I work for a dumping ground. Not the kind, where on any given day, you will find people rummaging thru old and unwanted commodity or maybe searching out that forgotten antique, searching for any thing of value. I wish it were.
I work for a human dumping ground. Unwanted humanity, indeed, are these. Homes, they have not, family unwilling and willing forgotten and friends in uncertainty. These, used disabled, mentally ill, lost, war struck (some born this way, some made this way and some chose this way) all of them scattered, stranded and left for not, on a six block island in the middle of our vast sprawling AZ County. People, Organizations, Agencies, Cities, Towns, Counties, AZ State and yes even other States, dump here.
No one comes to find their value. No one comes to seek their lost or their sick. Not one comes seeking their wisdom, hope or resolve.

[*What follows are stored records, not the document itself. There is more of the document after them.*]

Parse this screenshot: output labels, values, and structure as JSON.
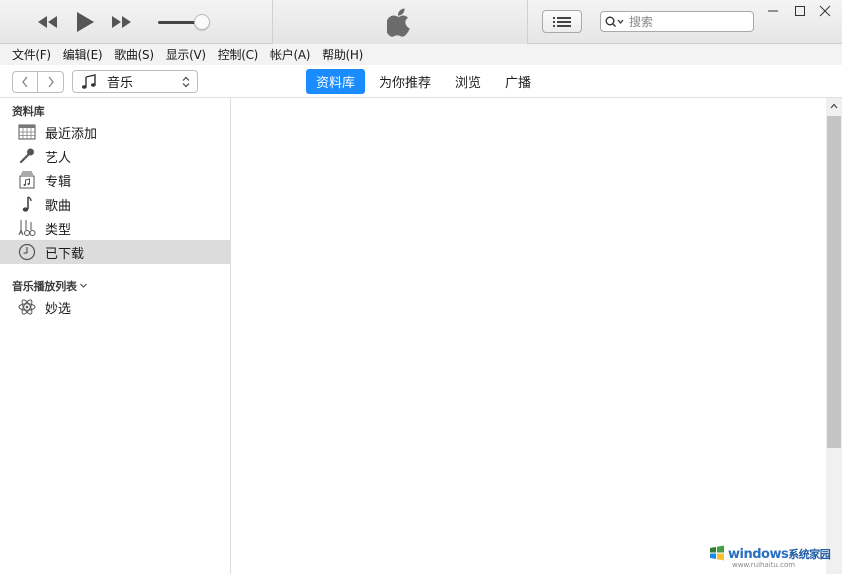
{
  "player": {
    "controls": [
      {
        "name": "previous-button",
        "icon": "rewind-icon"
      },
      {
        "name": "play-button",
        "icon": "play-icon"
      },
      {
        "name": "next-button",
        "icon": "fast-forward-icon"
      }
    ],
    "volume_level": 0.7,
    "lcd_icon": "apple-logo-icon"
  },
  "search": {
    "placeholder": "搜索"
  },
  "menubar": {
    "items": [
      "文件(F)",
      "编辑(E)",
      "歌曲(S)",
      "显示(V)",
      "控制(C)",
      "帐户(A)",
      "帮助(H)"
    ]
  },
  "nav": {
    "media_selector": "音乐",
    "tabs": [
      "资料库",
      "为你推荐",
      "浏览",
      "广播"
    ],
    "active_tab": "资料库"
  },
  "sidebar": {
    "library_header": "资料库",
    "library_items": [
      {
        "label": "最近添加",
        "icon": "grid-calendar-icon"
      },
      {
        "label": "艺人",
        "icon": "microphone-icon"
      },
      {
        "label": "专辑",
        "icon": "album-icon"
      },
      {
        "label": "歌曲",
        "icon": "music-note-icon"
      },
      {
        "label": "类型",
        "icon": "genre-icon"
      },
      {
        "label": "已下载",
        "icon": "download-clock-icon",
        "selected": true
      }
    ],
    "playlists_header": "音乐播放列表",
    "playlist_items": [
      {
        "label": "妙选",
        "icon": "atom-icon"
      }
    ]
  },
  "watermark": {
    "main": "windows",
    "sub": "系统家园",
    "url": "www.ruihaitu.com"
  },
  "colors": {
    "accent": "#1a8cff",
    "selected_row": "#dcdcdc",
    "scroll_thumb": "#c4c4c4"
  }
}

Some, they chose to stay; they have been here far too long.
Some, they have to stay; for without value, where else do they belong.
Some are so frail and worn; they have no choice but to stay.

All these, I take home to my sleep each night, the dumped, the ill, the broken, the damaged in soul, those who no one wants to claim as their own.

So, I rummage thru unwanted souls each day. Each day looking for the value that I will find as great, such things as wisdom, kindness, joy and faith. Even more hope, peace, love, knowledge, perseverance, honor, loyalty, and grace. Blocks of treasures, as far as the eyes can see, with value beyond my greatest too compare!

So, at night when I lay down with unwanted humanity at my side, I ask, are we born to not value, are we made to not value or have we chosen not too value (THE SOULS OF HUMNAITY)?

This is a poem I wrote while working at the homeless campus in down town Phoenix.